The they in question are brother-sister proprietors John and Alyson Kanaras, who have daringly, and perhaps riskily, dubbed their Farmingdale restaurant not Whiskey Down but Whiskey Down Diner — a word to which low culinary expectations are joined at the hip.
Since when do diners offer fresh, exciting food, forgiving lighting, suave décors employing subtle shades on the color wheel? A diner is 900 menu items, half of which are available open-faced or all the way, a display case filled with very tall, very bad cakes. Diners are places for pouring out your troubles to the guy who pours you coffee, hooking up with someone else’s prom date, staying put till it’s safe to drive, telling the kids you’re getting a divorce. Not places like this.
Of course, diners are also near the top of the endangered eatery list, their numbers dwindling daily thanks to changing tastes, rising costs and invasive species of the fast-casual variety. Clearly, something must be done, and together with chef Michael Heinlein, the Kanarases — who grew up working in their father’s diner, the Olympic in Deer Park — are hoping that salvation lies in smaller menus and food executed phenomenally well from morning to night.
Based on my own visits, I wouldn’t bet against them. The breakfast poutine is a fun, anarchic assemblage of fried eggs, slabs of bacon, a silky cheese sauce, sweet potato tots — the whole ruckus flung onto the table in a cast iron skillet. Whiskey Down is equally good at traditional fare, adding little filigrees of novelty. The biscuits and gravy come with a pair of fried eggs on top, the house pancakes with a hint of citrus.

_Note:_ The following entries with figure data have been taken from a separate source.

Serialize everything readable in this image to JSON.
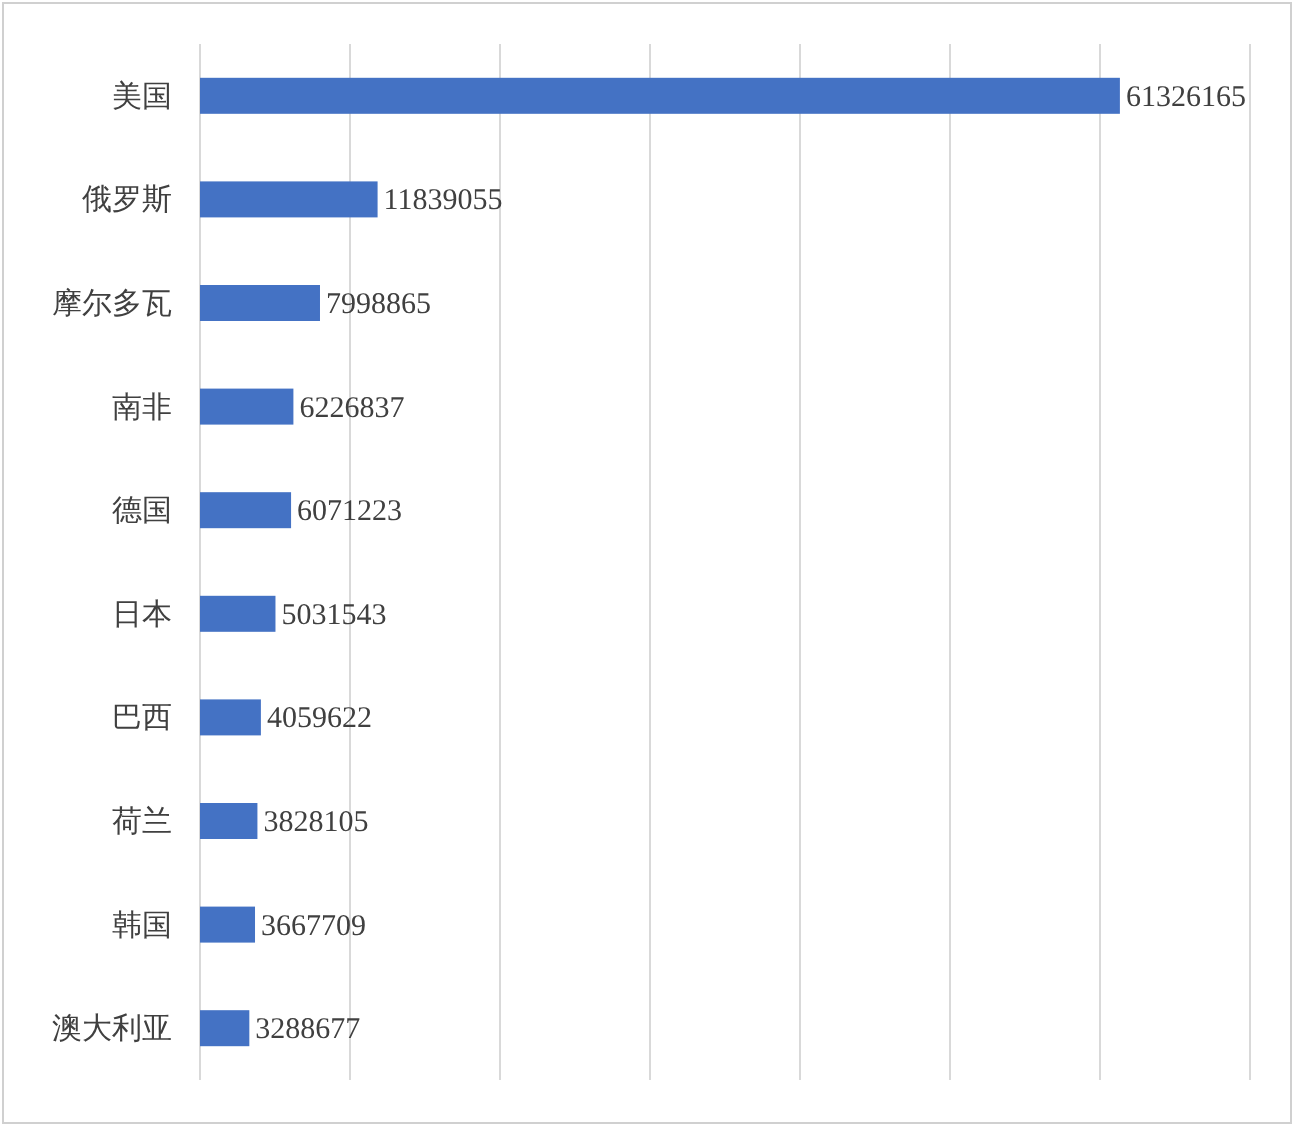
{
  "chart_data": {
    "type": "bar",
    "orientation": "horizontal",
    "categories": [
      "美国",
      "俄罗斯",
      "摩尔多瓦",
      "南非",
      "德国",
      "日本",
      "巴西",
      "荷兰",
      "韩国",
      "澳大利亚"
    ],
    "values": [
      61326165,
      11839055,
      7998865,
      6226837,
      6071223,
      5031543,
      4059622,
      3828105,
      3667709,
      3288677
    ],
    "color": "#4472c4",
    "data_labels": true,
    "grid": "x",
    "tick_labels": "y",
    "xlim": [
      0,
      70000000
    ],
    "xticks": [
      {
        "value": 0,
        "label": null
      },
      {
        "value": 10000000,
        "label": null
      },
      {
        "value": 20000000,
        "label": null
      },
      {
        "value": 30000000,
        "label": null
      },
      {
        "value": 40000000,
        "label": null
      },
      {
        "value": 50000000,
        "label": null
      },
      {
        "value": 60000000,
        "label": null
      },
      {
        "value": 70000000,
        "label": null
      }
    ]
  }
}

Lunchtime marks the arrival of a sandwich too fine for a name like steak melt — thick tranches of ciabatta bread barely able to contain thick beef strips dressed with pickled vegetables, bright arugula and a truffle aioli. It’s tremendous. And while the bacon cheeseburger is unspecial and quickly devolves into a wet mess, even then you’ll appreciate Whiskey Down’s devotion to high-quality ingredients — not least the potatoes in its French fries, perhaps the only unreconstituted specimens I’ve ever had in a diner. A haystack of them comes with a comparatively ascetic BLT, the whole thing a steal at $8.
Nighttime brings another front in the Kanarases diner campaign, as their Mel-and-Flo counter area tries to morph into a swank cocktail bar with the aid of mixologist Jonathan Gonzalez’ drink list, an homage to the diner’s glory days, when Mad Men downed Manhattans and rob roys, their secretaries mai tais and grasshoppers. (Notable exception: Gonzalez’ Thunder Island, a fine new refreshment born of rum, Cointreau, passion fruit and lime.)

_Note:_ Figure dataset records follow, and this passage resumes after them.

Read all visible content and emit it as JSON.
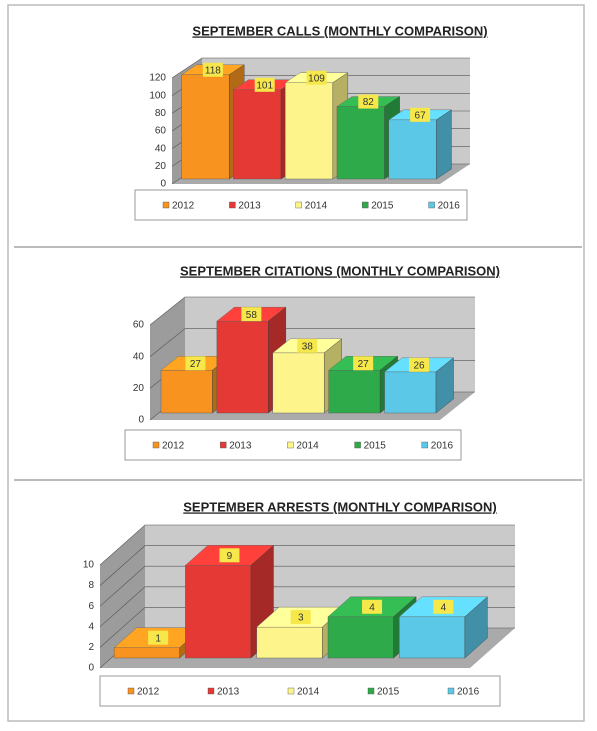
{
  "chart_data": [
    {
      "type": "bar",
      "title": "SEPTEMBER CALLS (MONTHLY COMPARISON)",
      "ylim": [
        0,
        120
      ],
      "yticks": [
        0,
        20,
        40,
        60,
        80,
        100,
        120
      ],
      "grid": true,
      "legend": "bottom",
      "series": [
        {
          "name": "2012",
          "color": "#f7931e",
          "values": [
            118
          ]
        },
        {
          "name": "2013",
          "color": "#e53935",
          "values": [
            101
          ]
        },
        {
          "name": "2014",
          "color": "#fdf58b",
          "values": [
            109
          ]
        },
        {
          "name": "2015",
          "color": "#2eaa4a",
          "values": [
            82
          ]
        },
        {
          "name": "2016",
          "color": "#5bc8e8",
          "values": [
            67
          ]
        }
      ]
    },
    {
      "type": "bar",
      "title": "SEPTEMBER CITATIONS (MONTHLY COMPARISON)",
      "ylim": [
        0,
        60
      ],
      "yticks": [
        0,
        20,
        40,
        60
      ],
      "grid": true,
      "legend": "bottom",
      "series": [
        {
          "name": "2012",
          "color": "#f7931e",
          "values": [
            27
          ]
        },
        {
          "name": "2013",
          "color": "#e53935",
          "values": [
            58
          ]
        },
        {
          "name": "2014",
          "color": "#fdf58b",
          "values": [
            38
          ]
        },
        {
          "name": "2015",
          "color": "#2eaa4a",
          "values": [
            27
          ]
        },
        {
          "name": "2016",
          "color": "#5bc8e8",
          "values": [
            26
          ]
        }
      ]
    },
    {
      "type": "bar",
      "title": "SEPTEMBER ARRESTS (MONTHLY COMPARISON)",
      "ylim": [
        0,
        10
      ],
      "yticks": [
        0,
        2,
        4,
        6,
        8,
        10
      ],
      "grid": true,
      "legend": "bottom",
      "series": [
        {
          "name": "2012",
          "color": "#f7931e",
          "values": [
            1
          ]
        },
        {
          "name": "2013",
          "color": "#e53935",
          "values": [
            9
          ]
        },
        {
          "name": "2014",
          "color": "#fdf58b",
          "values": [
            3
          ]
        },
        {
          "name": "2015",
          "color": "#2eaa4a",
          "values": [
            4
          ]
        },
        {
          "name": "2016",
          "color": "#5bc8e8",
          "values": [
            4
          ]
        }
      ]
    }
  ]
}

So far, the day/night transition has been mostly a nonstarter, if only because swank cocktail bar-goers tend not to enjoy having their conversations drowned out by busboys clearing nearby tables and servers calling for milkshakes. Luckily, however, evenings also feature stellar cashew-crusted, perfectly cooked salmon served over a rich stew of white beans and lobster meat, an equally fine steak with fingerling potatoes, and yes, the meatloaf that stopped my table cold.
“Diners should never change,” said my sated but traditional dining companion. For him, until now, a place isn’t a diner unless you visit it as an afterthought, no one cares if you linger for hours, and the food is beside the point. The survival of Whiskey Down Diner, and indeed every other diner, may well depend on his being wrong.